QUINTO. El tercero de los apartados del recurso se refiere a la infracción de los artículos 127 bis y 127 ter TRLSA , esta vez en relación a las cantidades percibidas por el administrador único.
Nos remitimos a lo expuesto en fundamento precedente. La inclusión en las cuentas anuales de las cantidades verdaderamente percibidas por el administrador no supone infracción de los deberes de fidelidad o lealtad, dado el alcance el acuerdo aprobatorio de las cuentas y la obligación de que las cuentas reflejen la realidad de la situación financiera y patrimonial de la sociedad.
Un acuerdo aprobatorio de las cuentas anuales no puede vulnerar el deber de lealtad ni por su forma de adopción - ya que no hay ningún deber de abstención - ni por su contenido - ya que no supone ni puede suponer vulneración alguna del régimen imperativo que afecta a dicho deber atendiendo al objeto del acuerdo, relativo a la información de la situación financiera y patrimonial de la sociedad -.
En este motivo se introducen alegaciones relativas al acuerdo por el que se rechaza la propuesta de cese del administrador único. Considera el recurso que D. Mateo debió abstenerse en la votación.
El recurso supone un cambio del planteamiento de la demanda que en este aspecto - pg. 13 - se sustentaba en que dicho señor 'es el menos indicado para ser administrador de Deportrans, S.A.' habiendo actuado 'de una manera además palpable en favor de sus sociedades familiares'. No obstante hemos de añadir que ni siquiera actualmente el socio-administrador se encuentra privado de su derecho de voto en los acuerdos relativos al cese o nombramiento de administradores y, en general, cuando la votación, en junta o consejo, se refiera a sus funciones en la sociedad - artículos 190, que se extiende también a las sociedades anónimas, y 228 c) TRLSC -.
Visto lo expuesto, el recurso debe ser desestimado.
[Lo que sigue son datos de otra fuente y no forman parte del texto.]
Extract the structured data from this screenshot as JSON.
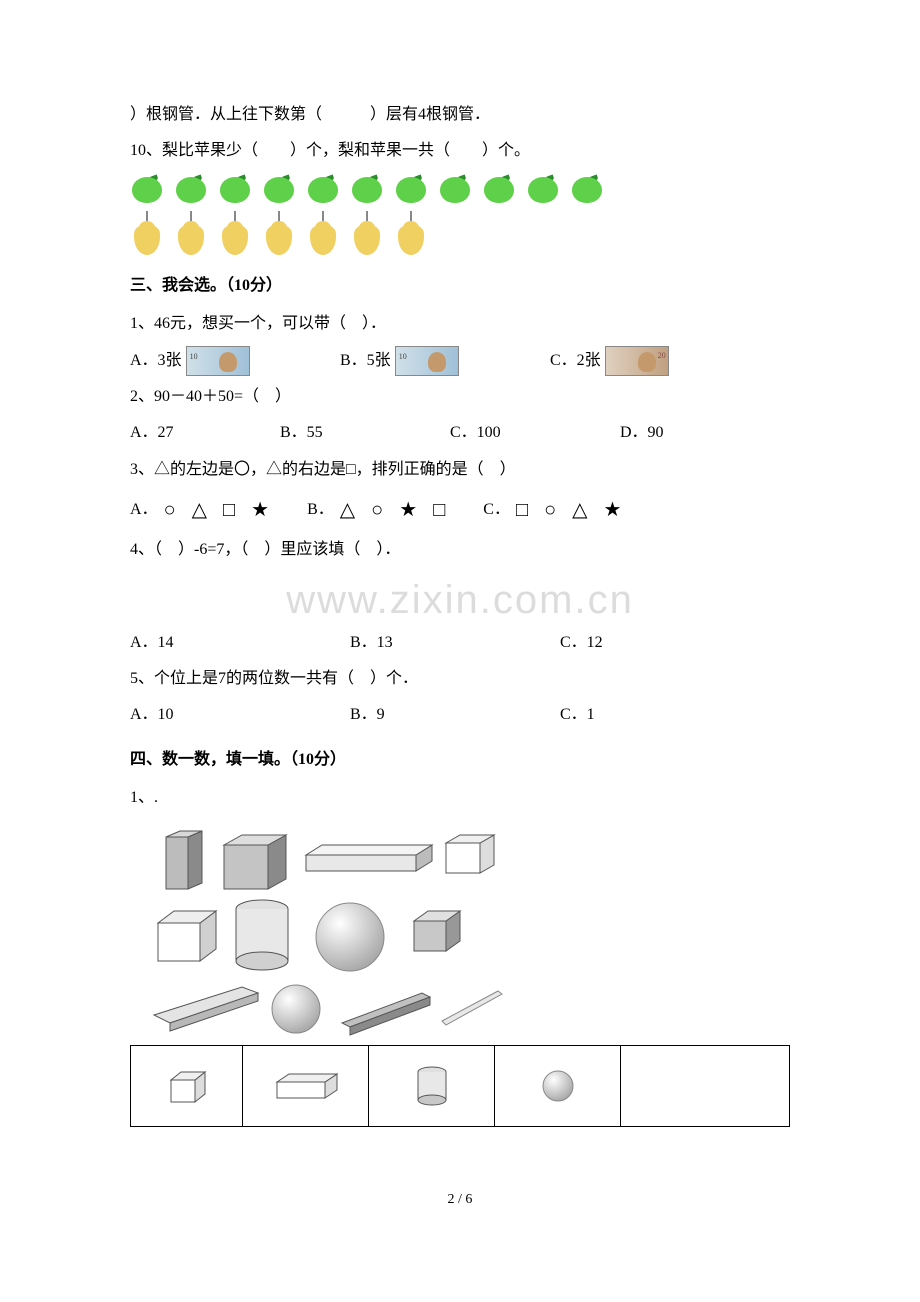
{
  "q9_cont": "）根钢管．从上往下数第（　　　）层有4根钢管．",
  "q10": "10、梨比苹果少（　　）个，梨和苹果一共（　　）个。",
  "apples_count": 11,
  "pears_count": 7,
  "section3": "三、我会选。（10分）",
  "s3q1": "1、46元，想买一个，可以带（　）．",
  "s3q1_a": "A．3张",
  "s3q1_b": "B．5张",
  "s3q1_c": "C．2张",
  "bill_10": "10",
  "bill_20": "20",
  "s3q2": "2、90－40＋50=（　）",
  "s3q2_a": "A．27",
  "s3q2_b": "B．55",
  "s3q2_c": "C．100",
  "s3q2_d": "D．90",
  "s3q3": "3、△的左边是〇，△的右边是□，排列正确的是（　）",
  "s3q3_a": "A．",
  "s3q3_b": "B．",
  "s3q3_c": "C．",
  "s3q4": "4、（　）-6=7，（　）里应该填（　）．",
  "s3q4_a": "A．14",
  "s3q4_b": "B．13",
  "s3q4_c": "C．12",
  "s3q5": "5、个位上是7的两位数一共有（　）个．",
  "s3q5_a": "A．10",
  "s3q5_b": "B．9",
  "s3q5_c": "C．1",
  "section4": "四、数一数，填一填。（10分）",
  "s4q1": "1、.",
  "watermark": "www.zixin.com.cn",
  "page": "2 / 6",
  "shape_sequences": {
    "a": [
      "○",
      "△",
      "□",
      "★"
    ],
    "b": [
      "△",
      "○",
      "★",
      "□"
    ],
    "c": [
      "□",
      "○",
      "△",
      "★"
    ]
  },
  "colors": {
    "apple": "#5fd04a",
    "pear": "#f0d060",
    "watermark": "#dcdcdc",
    "bill_blue_from": "#d0e0e8",
    "bill_blue_to": "#a0c0d8",
    "bill_brown_from": "#e0d0c0",
    "bill_brown_to": "#c0a080",
    "solid_fill": "#d0d0d0",
    "solid_dark": "#909090"
  }
}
SEXTO. Las costas de esta alzada deben ser impuestas a la parte recurrente en aplicación de lo dispuesto en el artículo 398 LEC .
Fallo
DESESTIMAMOS el recurso de apelación interpuesto por D. Braulio y D. Candido contra la Sentencia dictada por el Juzgado de lo Mercantil núm. Uno de Madrid en el proceso del que dimanan las actuaciones, y cuya parte dispositiva se transcribe en los antecedentes y, en consecuencia, confirmamos dicha resolución, con imposición a la parte recurrente de las costas causadas.Se decreta la pérdida del depósito constituido por la parte apelante, de conformidad con lo establecido en la Disposición Adicional Decimoquinta LOPJ .
Remítanse los autos originales al Juzgado de lo Mercantil, a los efectos pertinentes.
La presente resolución no es firme y podrá interponerse contra ella ante este tribunal recurso de casación de concurrir interés casacional y también, conjuntamente, el recurso extraordinario por infracción procesal, en el plazo de veinte días a contar desde el día siguiente al de su notificación, previa constitución, en su caso, del depósito para recurrir previsto en la Disposición Adicional Decimoquinta LOPJ . De dichos recursos conocerá la Sala de lo Civil del Tribunal Supremo ( Disposición Final 16ª de la Ley de Enjuiciamiento Civil ).
Así, por ésta nuestra sentencia, de la que se llevará certificación al rollo, lo pronunciamos, mandamos y firmamos.